The content source of this page is from Internet, which doesn't represent Alibaba Cloud's opinion; products and services mentioned on that page don't have any relationship with Alibaba Cloud. If the content of the page makes you feel confusing, please write us an email, we will handle the problem within 5 days after receiving your email.

If you find any instances of plagiarism from the community, please send an email to: info-contact@alibabacloud.com and provide relevant evidence.
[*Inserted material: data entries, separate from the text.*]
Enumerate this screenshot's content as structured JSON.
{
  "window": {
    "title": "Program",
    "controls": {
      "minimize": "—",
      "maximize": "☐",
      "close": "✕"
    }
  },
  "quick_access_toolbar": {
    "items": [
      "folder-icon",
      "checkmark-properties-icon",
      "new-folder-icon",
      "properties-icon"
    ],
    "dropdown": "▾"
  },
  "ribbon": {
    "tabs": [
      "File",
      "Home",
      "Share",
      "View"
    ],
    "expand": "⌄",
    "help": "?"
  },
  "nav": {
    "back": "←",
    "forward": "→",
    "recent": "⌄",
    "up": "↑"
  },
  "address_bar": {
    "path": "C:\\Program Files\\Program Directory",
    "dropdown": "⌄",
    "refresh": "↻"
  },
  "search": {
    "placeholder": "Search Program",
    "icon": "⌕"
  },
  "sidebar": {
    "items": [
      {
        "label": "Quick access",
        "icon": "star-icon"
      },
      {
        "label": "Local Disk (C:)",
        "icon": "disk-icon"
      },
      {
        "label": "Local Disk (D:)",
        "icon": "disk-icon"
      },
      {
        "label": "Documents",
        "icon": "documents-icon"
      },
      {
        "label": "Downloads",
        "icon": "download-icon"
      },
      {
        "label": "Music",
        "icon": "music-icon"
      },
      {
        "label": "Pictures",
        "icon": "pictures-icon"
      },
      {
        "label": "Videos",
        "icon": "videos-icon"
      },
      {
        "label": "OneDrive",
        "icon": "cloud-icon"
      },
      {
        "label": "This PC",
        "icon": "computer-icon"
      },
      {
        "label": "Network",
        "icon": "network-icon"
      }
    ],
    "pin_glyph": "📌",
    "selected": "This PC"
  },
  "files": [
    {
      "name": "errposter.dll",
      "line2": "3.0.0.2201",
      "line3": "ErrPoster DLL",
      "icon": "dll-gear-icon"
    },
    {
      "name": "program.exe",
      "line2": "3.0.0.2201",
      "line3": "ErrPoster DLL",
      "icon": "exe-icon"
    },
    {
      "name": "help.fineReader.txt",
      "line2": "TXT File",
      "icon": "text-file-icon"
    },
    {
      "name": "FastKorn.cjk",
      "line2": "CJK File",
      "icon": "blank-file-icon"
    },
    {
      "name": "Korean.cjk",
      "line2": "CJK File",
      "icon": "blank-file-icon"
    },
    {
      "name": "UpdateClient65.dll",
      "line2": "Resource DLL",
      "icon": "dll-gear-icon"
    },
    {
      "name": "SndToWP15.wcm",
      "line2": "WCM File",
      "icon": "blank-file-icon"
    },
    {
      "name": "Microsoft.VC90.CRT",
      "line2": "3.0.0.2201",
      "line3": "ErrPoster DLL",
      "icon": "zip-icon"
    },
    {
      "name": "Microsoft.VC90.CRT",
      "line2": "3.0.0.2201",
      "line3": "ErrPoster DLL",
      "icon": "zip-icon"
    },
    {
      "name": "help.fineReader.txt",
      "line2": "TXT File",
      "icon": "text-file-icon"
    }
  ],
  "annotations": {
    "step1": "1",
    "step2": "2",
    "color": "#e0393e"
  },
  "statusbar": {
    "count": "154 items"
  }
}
A staff member will contact you within 5 working days.

A Free Trial That Lets You Build Big!

Start building with 50+ products and up to 12 months usage for Elastic Compute Service

  • Sales Support

    1 on 1 presale consultation

  • After-Sales Support

    24/7 Technical Support 6 Free Tickets per Quarter Faster Response

  • Alibaba Cloud offers highly flexible support services tailored to meet your exact needs.